KEY POINTS:
The one-person show is usually born of economic necessity, but with Miriam Margolyes' enthusiastic exploration of Dickens' women, the form is perfectly suited to the theme.
As she embodies a dizzying parade of identities from Dickens' life and fiction, Margolyes gives a strong sense of the creative process by which Dickens gave birth to the grotesque and bizarre characters who populate his novels.
Her passion for Dickens' writing is balanced by a clearsighted and distinctly unflattering portrait of Dickens the man. It drives home the by now commonplace observation that great and compassionate artists are seldom great and compassionate human beings.
The show mercilessly dissects Dickens' disturbing relationships with women.
After an ironic commentary on the author's "icky" obsession with 17-year-old girls, Margolyes details Dickens' brutal treatment of his long-suffering wife, who gave birth to 12 children only to be publicly compared to a donkey and cast aside for a 17-year-old actress.
But such material is balanced by a moving account of the how the young Dickens was scarred by the memory of his mother insisting that he should continue working at a shoe-blackening factory while his sister was studying at a musical academy.

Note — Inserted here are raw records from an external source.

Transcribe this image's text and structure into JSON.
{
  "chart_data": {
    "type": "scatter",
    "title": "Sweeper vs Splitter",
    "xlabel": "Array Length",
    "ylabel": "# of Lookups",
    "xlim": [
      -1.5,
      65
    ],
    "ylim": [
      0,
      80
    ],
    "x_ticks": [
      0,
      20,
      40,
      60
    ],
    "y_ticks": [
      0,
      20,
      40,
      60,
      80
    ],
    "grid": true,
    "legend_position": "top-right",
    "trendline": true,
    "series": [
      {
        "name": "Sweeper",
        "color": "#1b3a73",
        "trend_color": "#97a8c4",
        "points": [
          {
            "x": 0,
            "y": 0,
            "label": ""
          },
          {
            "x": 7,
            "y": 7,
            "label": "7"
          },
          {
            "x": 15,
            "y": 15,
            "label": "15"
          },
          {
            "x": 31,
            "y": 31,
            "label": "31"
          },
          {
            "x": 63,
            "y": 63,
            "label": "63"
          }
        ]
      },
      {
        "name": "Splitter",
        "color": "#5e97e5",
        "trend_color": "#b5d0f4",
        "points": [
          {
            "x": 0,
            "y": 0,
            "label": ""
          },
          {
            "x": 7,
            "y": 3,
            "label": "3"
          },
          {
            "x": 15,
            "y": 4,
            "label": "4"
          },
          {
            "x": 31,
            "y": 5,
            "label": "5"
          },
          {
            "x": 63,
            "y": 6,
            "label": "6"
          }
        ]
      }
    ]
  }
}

Carefully chosen excerpts from a broad range of Dickens' writing show how these real life experiences found their way into his novels.
Though the significance of this kind of literary detective work is put in perspective by a telling description of Dickens' encounter with a dwarf chiropodist, who objected to the way she was portrayed in David Copperfield.
Dickens responded to her objections by writing a more realistic portrayal of the woman that was so dull Margolyes declined to present it.
Her performance is a virtuoso display of theatrical skill and vocal prowess. Her ability to make lightening-quick character transformations is highlighted by a hilarious enactment of a seduction scene from Oliver Twist in which subtle gesture and facial expressions signify the character changes without a word being spoken. Margolyes has the audience spellbound as she describes Miss Havisham in her bridal chamber and she finds a poignant echo of this scene in a monologue from Bleak House in which the eccentric Miss Flite is waiting in vain for a judgment from the Chancery Courts.
As Margolyes solemnly intones the names of the caged birds who have died while Miss Flite awaits the ruling we get a brilliant encapsulation of Dickens' art, with humour and pathos mingling with the extremes of hope and despair.
The only sour note in a thoroughly entertaining evening comes from the dilapidated state of the Concert Chamber, which resembles one of Dickens' neglected orphans.
The chamber has enormous potential as a much needed medium-size venue for live theatre.